UNITED NATIONS: A key UN committee has unanimously passed a Pakistan-sponsored resolution reaffirming the right to self-determination for peoples subjected to foreign and alien occupation.

“Certainly, attempts to unilaterally change the status of the territory which have yet to exercise their right to self-determination are illegal,” said Pakistan’s UN envoy Munir Akram while presenting the resolution. This was an obvious reference to India’s Aug 5 decision to annex occupied Kashmir.

The 193-member Third Committee of the UN General Assembly, which deals with social, humanitarian and cultural issues, adopted the resolution without a vote.
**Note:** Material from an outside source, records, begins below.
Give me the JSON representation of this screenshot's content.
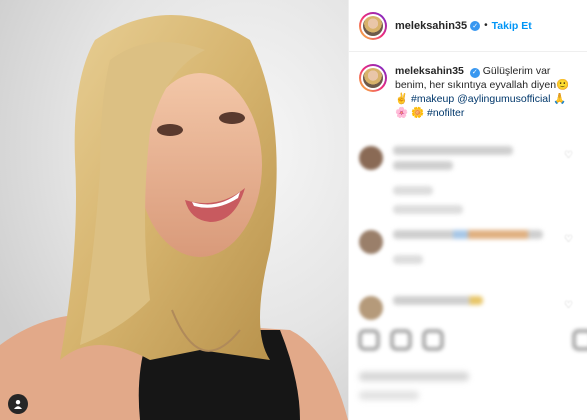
{
  "header": {
    "username": "meleksahin35",
    "verified_icon": "verified-badge-icon",
    "separator": "•",
    "follow_label": "Takip Et"
  },
  "caption": {
    "username": "meleksahin35",
    "text_part1": "Gülüşlerim var benim, her sıkıntıya eyvallah diyen",
    "emoji_smile": "🙂",
    "emoji_hand": "✌",
    "link_makeup": "#makeup",
    "link_mention": "@aylingumusofficial",
    "emoji_pray": "🙏",
    "emoji_flower1": "🌸",
    "emoji_flower2": "🌼",
    "link_nofilter": "#nofilter"
  },
  "colors": {
    "link": "#00376b",
    "follow": "#0095f6",
    "verified": "#3897f0"
  }
}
Now the resolution, which was co-sponsored by 81 countries, is expected to come up for the General Assembly’s endorsement next month.

Mr Akram argued that “peoples who have been promised the free exercise of a decision on their own political future are obviously embodied to the rights to self-determination”.

The UN Security Council has promised a plebiscite in Kashmir but has done little in the last 70-plus years to make it happen.

Pakistan has been tabling the resolution since 1981 and its adoption highlights issues like Kashmir and Palestine where people have been denied this inalienable right.

Mr Akram told the committee that UN General Assembly’s resolution 2649 of 1970 sees “the acquisition and retention of territory in contravention of the right of the peoples of that territory to self-determination as a gross violation of the UN charter”. This position is also reaffirmed by several Security Council resolutions, he added.

The resolution urges the General Assembly to “reaffirm the universal realisation of the rights of all peoples, including those under colonial, foreign and alien domination, to self-determination as a fundamental condition for the effective guarantee and observance of human rights,” he said.